Side effects of vaccination can be severe, but are considered acceptable in the face of exposure or an epidemic. These include dissemination of the vaccinia virus in eczematous skin, development of skin ulcers, post vaccination encephalopathy and fetal damage in pregnant women.
54 Department of Health, Immunisation against infectious disease, 1996, para 29.1
WHO review of vaccination
The World Health Organisation (WHO) has looked again at whether to call on countries to resume inoculations against smallpox because of its possible use as a weapon. Guidance was issued on 26 October 2001.
In summary, the guidance is that vaccination of entire populations is not recommended. The reason for not recommending such mass vaccination is that there is a risk of severe reactions to the vaccine, including death, and the fact that vaccination can prevent smallpox even after exposure to the virus. Up to now the guidance has also stated that only those with suspected exposure to smallpox or a related virus should be vaccinated. That has not changed. However, the review recommends increasing attention being given to the extent and quality of existing vaccine stocks, and to the possible need both to stimulate vaccine production and increase stocks of vaccine for use in the event of an outbreak. The conclusion of the review states that:
Existing vaccines have proven efficacy but also have a high incidence of adverse side-effects. The risk of adverse events is sufficiently high that mass vaccination is not warranted if there is no or little real risk of exposure. Individual countries that have reason to believe that their people face an increased risk of smallpox because of deliberate use of the virus are considering options for increasing their access to vaccines. The vaccines would be given to people who are at risk of exposure to smallpox, including health and civil workers, and would be used in a search and containment exercise should an outbreak occur.55
The UK Public Health Laboratory Service guidelines with respect to vaccination in the event of exposure to smallpox is as follows:
Successful immunisation in the past two to three years reduces the attack rate for smallpox to below 10%, and the mortality to less than 1% in most studies. Vaccination after exposure is also effective in reducing the attack rate, and the severity of those cases that occur despite early immunisation.

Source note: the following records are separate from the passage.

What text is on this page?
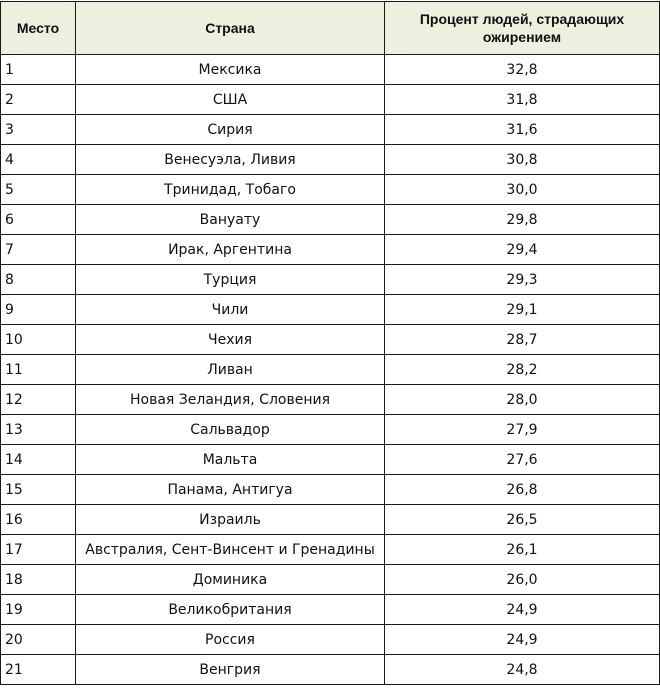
Место	Страна	Процент людей, страдающих ожирением
1	Мексика	32,8
2	США	31,8
3	Сирия	31,6
4	Венесуэла, Ливия	30,8
5	Тринидад, Тобаго	30,0
6	Вануату	29,8
7	Ирак, Аргентина	29,4
8	Турция	29,3
9	Чили	29,1
10	Чехия	28,7
11	Ливан	28,2
12	Новая Зеландия, Словения	28,0
13	Сальвадор	27,9
14	Мальта	27,6
15	Панама, Антигуа	26,8
16	Израиль	26,5
17	Австралия, Сент-Винсент и Гренадины	26,1
18	Доминика	26,0
19	Великобритания	24,9
20	Россия	24,9
21	Венгрия	24,8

The principle is that only those who have been, or are likely to be exposed in the course of their work, and those who have shared the same house or the same room at the time of exposure to the virus, including exposure to a symptomatic case, should be vaccinated. Detailed advice on who should receive vaccine will be provided via PHLS-CDSC and the Department of Health in the event of any suspicion of smallpox.
2.4.2 Efficacy of vaccine
The effectiveness of vaccine in the first four days after exposure is difficult to assess, but it probably reduces the attack rate by 24% to 50%. It certainly reduces the severity of attacks which occur, changing the percentage of mild or abortive cases from 5 or 6% in the unvaccinated to over 60% in those successfully vaccinated after exposure.
Vaccination should be given to the groups of frontline workers who:
- Enter the exposed zone.
- Are involved in decontamination of exposed persons or handling of exposed clothing and fomites.56
- Attend smallpox patients in hospital, or handle contaminated clothing, bed linen and fomites.
Vaccination should also be given to laboratory staff who handle specimens from smalllpox patients, and mortuary workers involved in disposal of the deceased.57
55 "World Health Organisation announces updated guidance on smallpox vaccination'', Statement to the press by the Director General of the World Health Organisation Dr Gro Harlem Brundtland, WHO/16, 26 October 2001
56 Any object exposed by patient contact e.g. towels etc.